Internet providers will be barred from monitoring the sites that subscribers visit, unless they give permission to do so, in a rule that FCC Chairman Tom Wheeler plans to present to fellow commissioners on October 27.
Cable and phone companies would have to tell customers what information they collect, how they use it, and the types of entities with whom they share it, according to a fact sheet the FCC released today.
ISPs would be required to make these disclosures when someone signs up for service, and any time there’s a significant change in policy. It would also have to be available on a website or mobile app.
The rules would apply to ISPs such as Comcast and Verizon, but not service providers including Google, Facebook, and Netflix. The Federal Trade Commission sets privacy policies for them.
The FTC’s rules would also apply to services, such as a social media site, run by an ISP. So, for example, the FCC rules would affect Google Fiber which directly provides broadband service to homes and businesses, but not to the company’s search service.
Wheeler’s proposal would not affect government surveillance, encryption or law enforcement.
It also just applies to residential and commercial ISPs, not packagers including the services you’d find in public places such as Starbucks.
Aside from that, consumers would have to give permission before an ISP could use what the FCC considers “sensitive” data. That would include the content of communications, web browsing and app usage history, geo-location, information about children, health, and finances, and Social Security numbers.
People also could ask ISPs to stop using other non-sensitive information — especially data that identifies them. That wouldn’t include information needed to provide or bill for the service.

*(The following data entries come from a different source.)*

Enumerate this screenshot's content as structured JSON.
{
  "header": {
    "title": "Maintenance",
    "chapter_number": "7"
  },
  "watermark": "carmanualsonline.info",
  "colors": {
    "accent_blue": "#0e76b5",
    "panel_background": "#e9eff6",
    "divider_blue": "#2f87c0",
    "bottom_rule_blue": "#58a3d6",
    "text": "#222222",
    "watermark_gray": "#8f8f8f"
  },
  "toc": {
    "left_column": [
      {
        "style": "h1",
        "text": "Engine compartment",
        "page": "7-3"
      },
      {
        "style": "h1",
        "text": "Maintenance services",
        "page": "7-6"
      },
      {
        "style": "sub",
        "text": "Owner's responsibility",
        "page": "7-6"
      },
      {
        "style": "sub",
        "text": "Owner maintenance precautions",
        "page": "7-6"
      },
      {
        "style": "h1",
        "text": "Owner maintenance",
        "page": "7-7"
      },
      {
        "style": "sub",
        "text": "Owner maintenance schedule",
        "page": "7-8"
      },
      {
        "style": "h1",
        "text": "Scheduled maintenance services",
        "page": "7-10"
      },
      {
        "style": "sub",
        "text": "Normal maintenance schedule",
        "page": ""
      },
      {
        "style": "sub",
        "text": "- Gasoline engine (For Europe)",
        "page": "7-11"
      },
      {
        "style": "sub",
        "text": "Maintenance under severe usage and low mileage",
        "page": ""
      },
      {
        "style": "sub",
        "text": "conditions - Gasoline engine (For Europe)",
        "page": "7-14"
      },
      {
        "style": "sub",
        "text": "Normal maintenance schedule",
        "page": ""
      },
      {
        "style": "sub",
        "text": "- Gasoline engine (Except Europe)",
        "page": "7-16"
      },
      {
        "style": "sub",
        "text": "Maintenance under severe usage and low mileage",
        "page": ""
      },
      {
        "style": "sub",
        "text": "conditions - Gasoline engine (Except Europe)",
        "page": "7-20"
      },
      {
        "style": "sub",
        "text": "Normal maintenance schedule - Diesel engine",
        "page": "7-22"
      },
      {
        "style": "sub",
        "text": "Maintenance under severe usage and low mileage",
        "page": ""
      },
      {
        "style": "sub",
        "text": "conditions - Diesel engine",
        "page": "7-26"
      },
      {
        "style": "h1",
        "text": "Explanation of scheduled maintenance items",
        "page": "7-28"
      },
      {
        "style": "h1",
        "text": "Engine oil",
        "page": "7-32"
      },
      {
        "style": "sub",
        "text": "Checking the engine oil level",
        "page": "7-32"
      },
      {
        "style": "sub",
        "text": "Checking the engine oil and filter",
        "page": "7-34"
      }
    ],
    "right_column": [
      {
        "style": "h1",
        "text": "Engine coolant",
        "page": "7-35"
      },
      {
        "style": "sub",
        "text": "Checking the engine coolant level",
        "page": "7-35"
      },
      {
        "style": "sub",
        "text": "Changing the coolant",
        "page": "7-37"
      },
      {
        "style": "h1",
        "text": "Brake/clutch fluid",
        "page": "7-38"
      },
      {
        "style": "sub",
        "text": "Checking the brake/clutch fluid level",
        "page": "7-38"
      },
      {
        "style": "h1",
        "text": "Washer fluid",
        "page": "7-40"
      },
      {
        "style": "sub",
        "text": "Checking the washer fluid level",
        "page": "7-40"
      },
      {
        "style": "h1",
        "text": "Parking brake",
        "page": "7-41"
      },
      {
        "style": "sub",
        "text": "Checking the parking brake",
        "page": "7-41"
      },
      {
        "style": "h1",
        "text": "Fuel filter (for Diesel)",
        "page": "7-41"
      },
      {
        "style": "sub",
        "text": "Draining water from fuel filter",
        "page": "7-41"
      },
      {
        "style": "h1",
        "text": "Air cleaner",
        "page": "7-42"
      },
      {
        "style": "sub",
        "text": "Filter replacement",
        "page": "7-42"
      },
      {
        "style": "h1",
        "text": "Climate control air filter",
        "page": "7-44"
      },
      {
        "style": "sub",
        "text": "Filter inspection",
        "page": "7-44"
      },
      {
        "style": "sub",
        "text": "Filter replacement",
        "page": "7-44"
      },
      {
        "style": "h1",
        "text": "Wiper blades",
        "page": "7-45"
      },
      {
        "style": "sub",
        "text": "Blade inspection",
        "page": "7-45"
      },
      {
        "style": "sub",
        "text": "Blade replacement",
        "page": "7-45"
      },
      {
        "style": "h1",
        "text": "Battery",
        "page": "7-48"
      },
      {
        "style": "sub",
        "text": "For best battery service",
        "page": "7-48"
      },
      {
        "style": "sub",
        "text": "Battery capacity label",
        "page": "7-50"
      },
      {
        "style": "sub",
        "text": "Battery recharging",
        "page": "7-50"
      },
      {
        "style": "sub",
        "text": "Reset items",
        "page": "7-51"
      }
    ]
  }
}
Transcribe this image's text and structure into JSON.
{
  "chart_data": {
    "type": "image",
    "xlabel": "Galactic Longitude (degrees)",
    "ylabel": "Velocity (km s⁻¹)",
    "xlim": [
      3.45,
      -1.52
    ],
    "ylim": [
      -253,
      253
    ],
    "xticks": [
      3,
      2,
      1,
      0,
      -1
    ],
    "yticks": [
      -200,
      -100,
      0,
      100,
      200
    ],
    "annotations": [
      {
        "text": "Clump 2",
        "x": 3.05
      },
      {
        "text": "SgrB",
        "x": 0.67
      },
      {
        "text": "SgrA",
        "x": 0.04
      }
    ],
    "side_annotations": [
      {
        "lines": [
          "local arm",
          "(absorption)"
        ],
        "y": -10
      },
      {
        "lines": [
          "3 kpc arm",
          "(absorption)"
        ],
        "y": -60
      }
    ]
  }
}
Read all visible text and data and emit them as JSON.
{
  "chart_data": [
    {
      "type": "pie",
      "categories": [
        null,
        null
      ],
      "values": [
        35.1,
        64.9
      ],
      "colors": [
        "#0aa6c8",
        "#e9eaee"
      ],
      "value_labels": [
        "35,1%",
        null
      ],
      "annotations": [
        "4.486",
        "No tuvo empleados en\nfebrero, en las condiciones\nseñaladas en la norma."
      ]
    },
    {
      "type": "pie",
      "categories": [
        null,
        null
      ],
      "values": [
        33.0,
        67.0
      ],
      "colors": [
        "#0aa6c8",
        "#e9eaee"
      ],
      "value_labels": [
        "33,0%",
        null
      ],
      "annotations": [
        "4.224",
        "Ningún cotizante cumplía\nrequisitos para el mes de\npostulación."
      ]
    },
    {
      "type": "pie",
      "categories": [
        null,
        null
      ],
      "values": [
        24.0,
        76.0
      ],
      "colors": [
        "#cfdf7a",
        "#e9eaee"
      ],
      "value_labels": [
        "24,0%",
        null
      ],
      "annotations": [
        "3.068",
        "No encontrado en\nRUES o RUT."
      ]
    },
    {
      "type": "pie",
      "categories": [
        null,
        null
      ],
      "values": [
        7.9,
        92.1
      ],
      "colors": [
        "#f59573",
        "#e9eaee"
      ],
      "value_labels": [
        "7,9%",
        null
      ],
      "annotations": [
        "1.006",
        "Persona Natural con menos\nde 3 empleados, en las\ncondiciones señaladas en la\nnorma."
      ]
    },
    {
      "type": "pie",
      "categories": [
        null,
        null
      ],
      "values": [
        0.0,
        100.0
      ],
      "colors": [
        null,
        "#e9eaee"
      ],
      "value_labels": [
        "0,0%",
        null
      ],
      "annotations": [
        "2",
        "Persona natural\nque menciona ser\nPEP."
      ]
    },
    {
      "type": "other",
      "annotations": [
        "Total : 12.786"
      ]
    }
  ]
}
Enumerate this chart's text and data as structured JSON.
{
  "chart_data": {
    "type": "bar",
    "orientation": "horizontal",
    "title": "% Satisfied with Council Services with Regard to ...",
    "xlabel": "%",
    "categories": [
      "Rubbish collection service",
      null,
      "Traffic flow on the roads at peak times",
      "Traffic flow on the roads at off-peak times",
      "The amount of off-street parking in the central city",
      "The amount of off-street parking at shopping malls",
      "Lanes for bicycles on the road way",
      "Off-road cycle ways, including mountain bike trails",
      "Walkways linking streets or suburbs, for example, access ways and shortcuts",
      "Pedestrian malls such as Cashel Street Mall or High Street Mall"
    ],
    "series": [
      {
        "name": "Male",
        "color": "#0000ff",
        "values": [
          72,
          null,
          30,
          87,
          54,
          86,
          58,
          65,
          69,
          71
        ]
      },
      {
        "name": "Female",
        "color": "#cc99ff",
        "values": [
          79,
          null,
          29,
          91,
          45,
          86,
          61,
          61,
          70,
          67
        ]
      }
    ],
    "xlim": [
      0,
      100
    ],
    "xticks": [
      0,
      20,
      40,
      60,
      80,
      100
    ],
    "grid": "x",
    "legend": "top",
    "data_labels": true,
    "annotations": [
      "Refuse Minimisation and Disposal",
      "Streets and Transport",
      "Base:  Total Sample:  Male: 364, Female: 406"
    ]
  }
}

ISPs can’t refuse to provide service to those who want to keep their data private. The FCC would consider on a case-by-case basis instances where an ISP provides discounts to those who let them use personal information — and would look askance at plans that effectively require people to pay for privacy.
If there’s a data breech, the ISP would have to notify those affected as soon as reasonably possible, at least within 30 days. It also would have seven business days to tell the FCC — and, if more than 5,000 people are affected, the FBI and Secret Service.
Wheeler’s plan follows a 3-2 vote along party lines in March to begin the proceedings. Opponents said that FCC privacy rules could make it hard for ISPs to offer innovative services.
Internet activist groups were quick to applaud the proposal.
“Continuing to allow broadband providers to exploit their market power to harvest our sensitive private information without even asking permission is not only anti-consumer, but blatantly unfair,” says Public Knowledge SVP Harold Feld.
ISPs and advertisers including Google “have pushed the FCC to declare the most sensitive and most profitable subscriber information — user web-browsing and application history — ‘non-sensitive.’ he adds. “Consumers should no longer have to choose between getting the broadband they need or having the privacy they deserve.”
Free Press Policy Counsel Gaurav Laroia says the proposal “follows the law, and stems from the agency’s rightful decision to treat broadband as a common-carrier service. The companies that carry all of our speech online and bring us to every destination on the internet have no business profiting from all the information they gather without our consent.”